Il Circular Economy Network lancia l’allarme: “Serve un mercato unico per le materie prime seconde, o l’Ue perderà la sua leadership”

L’Europa ha adottato il linguaggio dell’economia circolare, ma ora fatica a parlarlo con coerenza. In tredici anni, il tasso di riutilizzo dei materiali è cresciuto di un misero punto percentuale, passando dal 10,7 all’11,8%. Siamo molto lontani dall’obiettivo di raddoppiare l’uso circolare dei materiali entro il 2030, come previsto dal Clean Industrial Deal. Peggio ancora, la crisi del riciclo delle plastiche rischia di diventare simbolo di un paradosso: l’Europa che predica sostenibilità, ma continua a dipendere dalle materie prime vergini importate dall’estero.

A lanciare l’allarme è il Circular Economy Network (Cen), che ha presentato alla Commissione Europea un position paper in vista del Circular Economy Act, la nuova legge attesa entro il 2026. Il messaggio è chiaro: senza un mercato unico per le materie prime seconde, l’Europa non reggerà la competizione globale né riuscirà a tagliare le emissioni come promesso.

“Nonostante il ruolo da protagonista nell’economia circolare, l’Unione Europea non sta compiendo progressi sufficienti verso una maggiore circolarità”, avverte Edo Ronchi, presidente del Network. “Consumiamo troppe risorse, produciamo troppi rifiuti e restiamo dipendenti dalle importazioni, soprattutto di materie prime critiche e strategiche”.

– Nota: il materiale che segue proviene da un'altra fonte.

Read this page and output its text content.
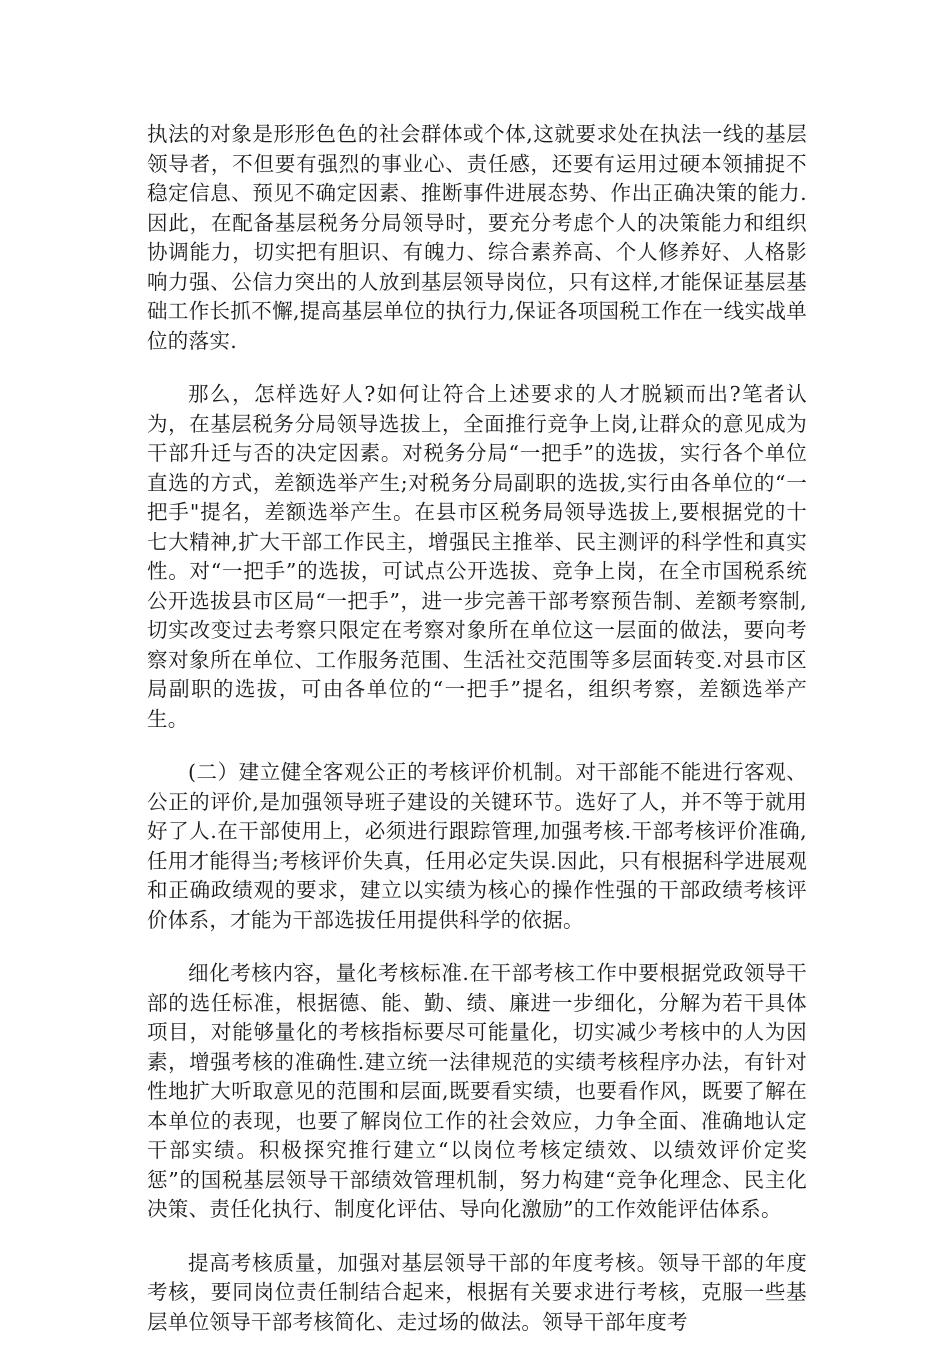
执法的对象是形形色色的社会群体或个体,这就要求处在执法一线的基层领导者，不但要有强烈的事业心、责任感，还要有运用过硬本领捕捉不稳定信息、预见不确定因素、推断事件进展态势、作出正确决策的能力.因此，在配备基层税务分局领导时，要充分考虑个人的决策能力和组织协调能力，切实把有胆识、有魄力、综合素养高、个人修养好、人格影响力强、公信力突出的人放到基层领导岗位，只有这样,才能保证基层基础工作长抓不懈,提高基层单位的执行力,保证各项国税工作在一线实战单位的落实.

那么，怎样选好人?如何让符合上述要求的人才脱颖而出?笔者认为，在基层税务分局领导选拔上，全面推行竞争上岗,让群众的意见成为干部升迁与否的决定因素。对税务分局“一把手”的选拔，实行各个单位直选的方式，差额选举产生;对税务分局副职的选拔,实行由各单位的“一把手"提名，差额选举产生。在县市区税务局领导选拔上,要根据党的十七大精神,扩大干部工作民主，增强民主推举、民主测评的科学性和真实性。对“一把手”的选拔，可试点公开选拔、竞争上岗，在全市国税系统公开选拔县市区局“一把手”，进一步完善干部考察预告制、差额考察制,切实改变过去考察只限定在考察对象所在单位这一层面的做法，要向考察对象所在单位、工作服务范围、生活社交范围等多层面转变.对县市区局副职的选拔，可由各单位的“一把手”提名，组织考察，差额选举产生。

(二）建立健全客观公正的考核评价机制。对干部能不能进行客观、公正的评价,是加强领导班子建设的关键环节。选好了人，并不等于就用好了人.在干部使用上，必须进行跟踪管理,加强考核.干部考核评价准确,任用才能得当;考核评价失真，任用必定失误.因此，只有根据科学进展观和正确政绩观的要求，建立以实绩为核心的操作性强的干部政绩考核评价体系，才能为干部选拔任用提供科学的依据。

细化考核内容，量化考核标准.在干部考核工作中要根据党政领导干部的选任标准，根据德、能、勤、绩、廉进一步细化，分解为若干具体项目，对能够量化的考核指标要尽可能量化，切实减少考核中的人为因素，增强考核的准确性.建立统一法律规范的实绩考核程序办法，有针对性地扩大听取意见的范围和层面,既要看实绩，也要看作风，既要了解在本单位的表现，也要了解岗位工作的社会效应，力争全面、准确地认定干部实绩。积极探究推行建立“以岗位考核定绩效、以绩效评价定奖惩”的国税基层领导干部绩效管理机制，努力构建“竞争化理念、民主化决策、责任化执行、制度化评估、导向化激励”的工作效能评估体系。

提高考核质量，加强对基层领导干部的年度考核。领导干部的年度考核，要同岗位责任制结合起来，根据有关要求进行考核，克服一些基层单位领导干部考核简化、走过场的做法。领导干部年度考
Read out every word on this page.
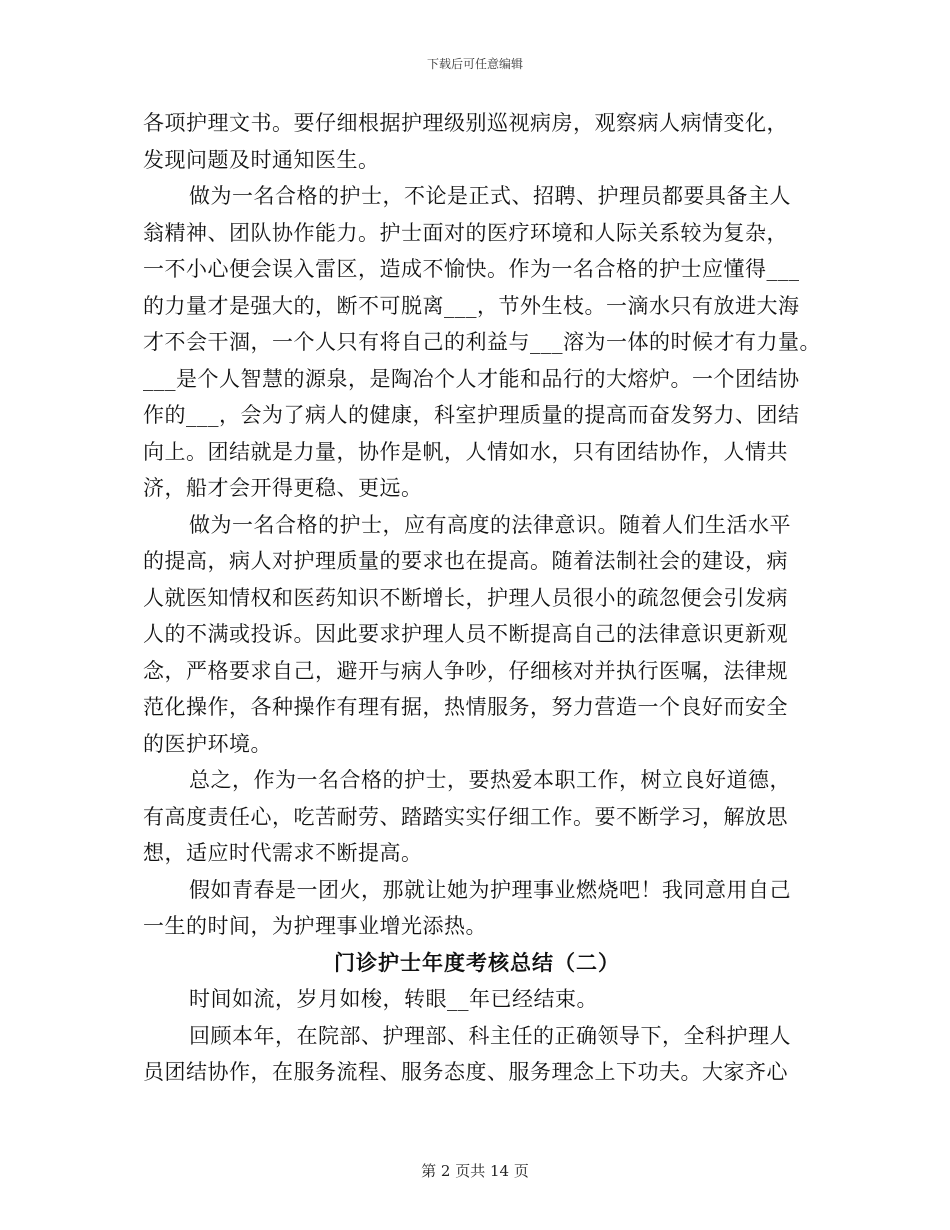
下载后可任意编辑
各项护理文书。要仔细根据护理级别巡视病房，观察病人病情变化，
发现问题及时通知医生。
做为一名合格的护士，不论是正式、招聘、护理员都要具备主人
翁精神、团队协作能力。护士面对的医疗环境和人际关系较为复杂，
一不小心便会误入雷区，造成不愉快。作为一名合格的护士应懂得___
的力量才是强大的，断不可脱离___，节外生枝。一滴水只有放进大海
才不会干涸，一个人只有将自己的利益与___溶为一体的时候才有力量。
___是个人智慧的源泉，是陶冶个人才能和品行的大熔炉。一个团结协
作的___，会为了病人的健康，科室护理质量的提高而奋发努力、团结
向上。团结就是力量，协作是帆，人情如水，只有团结协作，人情共
济，船才会开得更稳、更远。
做为一名合格的护士，应有高度的法律意识。随着人们生活水平
的提高，病人对护理质量的要求也在提高。随着法制社会的建设，病
人就医知情权和医药知识不断增长，护理人员很小的疏忽便会引发病
人的不满或投诉。因此要求护理人员不断提高自己的法律意识更新观
念，严格要求自己，避开与病人争吵，仔细核对并执行医嘱，法律规
范化操作，各种操作有理有据，热情服务，努力营造一个良好而安全
的医护环境。
总之，作为一名合格的护士，要热爱本职工作，树立良好道德，
有高度责任心，吃苦耐劳、踏踏实实仔细工作。要不断学习，解放思
想，适应时代需求不断提高。
假如青春是一团火，那就让她为护理事业燃烧吧！我同意用自己
一生的时间，为护理事业增光添热。
门诊护士年度考核总结（二）
时间如流，岁月如梭，转眼__年已经结束。
回顾本年，在院部、护理部、科主任的正确领导下，全科护理人
员团结协作，在服务流程、服务态度、服务理念上下功夫。大家齐心
第 2 页共 14 页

L’Italia, in questo scenario, gioca da prima della classe ma resta vulnerabile. Con un tasso di circolarità del 20,8% nel 2023 – quasi il doppio della media europea – mantiene comunque una dipendenza dalle importazioni del 46,6%, contro una media Ue del 22,4%. È il segno che il sistema circolare non si consolida finché i confini nazionali restano barriere per le filiere del riciclo.

Da qui l’appello del Cen: creare subito un mercato unico europeo delle materie prime seconde, oggi frenato da norme divergenti, burocrazia e costi energetici troppo alti per chi ricicla. “Solo un mercato integrato”, spiega Ronchi, “può garantire competitività industriale, ridurre la dipendenza dalle importazioni e rafforzare la resilienza dell’economia europea. È anche la via più concreta per ridurre le emissioni di CO₂”.

Nel suo documento, il Circular Economy Network indica le priorità: rendere coerenti e operative le norme già approvate (ecodesign, diritto alla riparazione, revisione della direttiva rifiuti), e introdurre nuove politiche fiscali per sostenere la domanda di materiali riciclati. Bruxelles è chiamata ad agire anche sul fronte dei consumi, premiando modelli basati su riuso, noleggio, riparazione e ricondizionamento, e garantendo ai cittadini informazioni chiare su durata e riciclabilità dei prodotti.

La richiesta di fondo è semplice: il Circular Economy Network chiede che il riconoscimento dello status di materia prima seconda valga in modo uniforme in tutta l’Unione, eliminando le attuali difformità nazionali che frenano il mercato unico dei materiali riciclati. È la condizione minima per far girare davvero la ruota dell’economia circolare.

Il rischio, altrimenti, è di fermarsi al giro di prova: un’Europa che parla di transizione ma resta bloccata da regole obsolete e da una fiscalità ancora tarata sull’economia lineare. Come nota il documento del Cen, “l’Europa deve rimuovere gli ostacoli normativi e burocratici che frenano la libera circolazione delle materie prime seconde”.

Se non lo farà presto, le promesse del Green Deal rischiano di restare al palo, insieme a un’economia che non riesce più a chiudere il cerchio.